Rohan: My academic advisor Brian Horick gave me the book Essentialism: The Disciplined Pursuit of Less by Greg McKeown. The key takeaway is simple: you don’t need to say ‘yes’ to everything. Instead, focus on committing to less and seek greater connection to what you truly value. Especially with my education, I found myself over-committing to fill out my resume with experiences rather than pausing to discern what really matters: the disciplined pursuit of less. So my advice is simple, do less better.
Dean Mullins: What is your dream?
Rohan: Start a company or join a cutting-edge industry. I want to eventually build up my proven skills and network with as many people as possible to prepare myself to take a big risk, with an even bigger payoff.
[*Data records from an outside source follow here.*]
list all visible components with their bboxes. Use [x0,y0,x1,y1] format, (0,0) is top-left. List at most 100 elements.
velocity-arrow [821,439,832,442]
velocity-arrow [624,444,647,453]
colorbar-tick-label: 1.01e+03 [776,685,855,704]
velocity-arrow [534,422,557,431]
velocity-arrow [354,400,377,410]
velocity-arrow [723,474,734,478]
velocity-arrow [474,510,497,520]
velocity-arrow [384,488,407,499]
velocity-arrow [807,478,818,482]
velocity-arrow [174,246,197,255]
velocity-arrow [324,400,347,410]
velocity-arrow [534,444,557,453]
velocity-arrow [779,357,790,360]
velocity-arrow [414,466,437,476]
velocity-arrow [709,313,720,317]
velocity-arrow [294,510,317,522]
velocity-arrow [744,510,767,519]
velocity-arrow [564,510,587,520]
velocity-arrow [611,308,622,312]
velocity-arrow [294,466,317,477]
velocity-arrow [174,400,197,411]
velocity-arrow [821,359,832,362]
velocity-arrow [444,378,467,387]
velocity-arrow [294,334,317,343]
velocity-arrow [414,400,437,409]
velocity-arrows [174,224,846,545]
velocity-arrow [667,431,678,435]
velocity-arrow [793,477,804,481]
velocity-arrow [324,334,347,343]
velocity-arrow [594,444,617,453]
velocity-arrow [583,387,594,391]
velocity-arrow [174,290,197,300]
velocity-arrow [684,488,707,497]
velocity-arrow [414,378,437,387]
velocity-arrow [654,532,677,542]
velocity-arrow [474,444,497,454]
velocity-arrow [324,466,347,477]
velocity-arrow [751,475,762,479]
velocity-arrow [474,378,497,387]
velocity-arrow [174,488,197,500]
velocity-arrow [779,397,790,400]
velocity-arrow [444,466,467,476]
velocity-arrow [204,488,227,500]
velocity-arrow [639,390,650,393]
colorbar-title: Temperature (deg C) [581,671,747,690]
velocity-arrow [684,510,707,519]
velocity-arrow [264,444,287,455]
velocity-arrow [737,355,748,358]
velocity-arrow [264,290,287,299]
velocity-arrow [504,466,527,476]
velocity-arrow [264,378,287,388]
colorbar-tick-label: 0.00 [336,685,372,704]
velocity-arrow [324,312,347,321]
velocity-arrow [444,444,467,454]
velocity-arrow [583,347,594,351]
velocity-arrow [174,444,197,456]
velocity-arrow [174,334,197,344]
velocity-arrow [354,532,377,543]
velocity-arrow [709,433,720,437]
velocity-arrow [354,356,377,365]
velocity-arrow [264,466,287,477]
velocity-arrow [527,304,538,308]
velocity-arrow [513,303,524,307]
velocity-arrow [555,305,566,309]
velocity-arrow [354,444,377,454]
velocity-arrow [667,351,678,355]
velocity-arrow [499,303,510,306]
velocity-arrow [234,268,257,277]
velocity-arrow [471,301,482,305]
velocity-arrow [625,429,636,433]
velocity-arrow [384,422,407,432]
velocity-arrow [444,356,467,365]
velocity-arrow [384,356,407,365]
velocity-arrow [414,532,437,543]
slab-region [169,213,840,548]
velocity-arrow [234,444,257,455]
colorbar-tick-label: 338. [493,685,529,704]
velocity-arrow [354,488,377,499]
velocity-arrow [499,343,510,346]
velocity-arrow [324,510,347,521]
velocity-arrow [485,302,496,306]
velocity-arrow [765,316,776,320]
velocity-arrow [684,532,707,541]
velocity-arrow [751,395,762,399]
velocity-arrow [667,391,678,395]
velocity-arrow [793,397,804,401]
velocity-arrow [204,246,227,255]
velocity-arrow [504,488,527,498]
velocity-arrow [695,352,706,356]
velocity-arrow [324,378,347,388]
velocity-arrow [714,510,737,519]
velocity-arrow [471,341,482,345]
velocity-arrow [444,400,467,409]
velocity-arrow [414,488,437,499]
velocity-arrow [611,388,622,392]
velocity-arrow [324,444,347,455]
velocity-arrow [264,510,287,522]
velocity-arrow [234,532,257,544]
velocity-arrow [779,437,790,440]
Many people follow a cookie-cutter career path, but that trajectory is not for me. Aside from my professional career, my dream is to live life like Anthony Bourdain, travelling the world, exploring new perspectives and sharing my learnings with an open mind with the as many people as possible.
Dean Mullins: Why are you passionate about the Smith School?
Rohan: I am passionate about the Smith School because the Smith community is passionate about the Smith School. Students and faculty alike want to work together to help each other. There is a genuine pursuit of advancement. My classmates are walking out of their four years at Smith equipped with the mindset to tackle any challenge they may encounter. I have already seen major changes in Smith since my freshman year, and I am excited to see what Smith will be like when I come back to visit as an alumnus.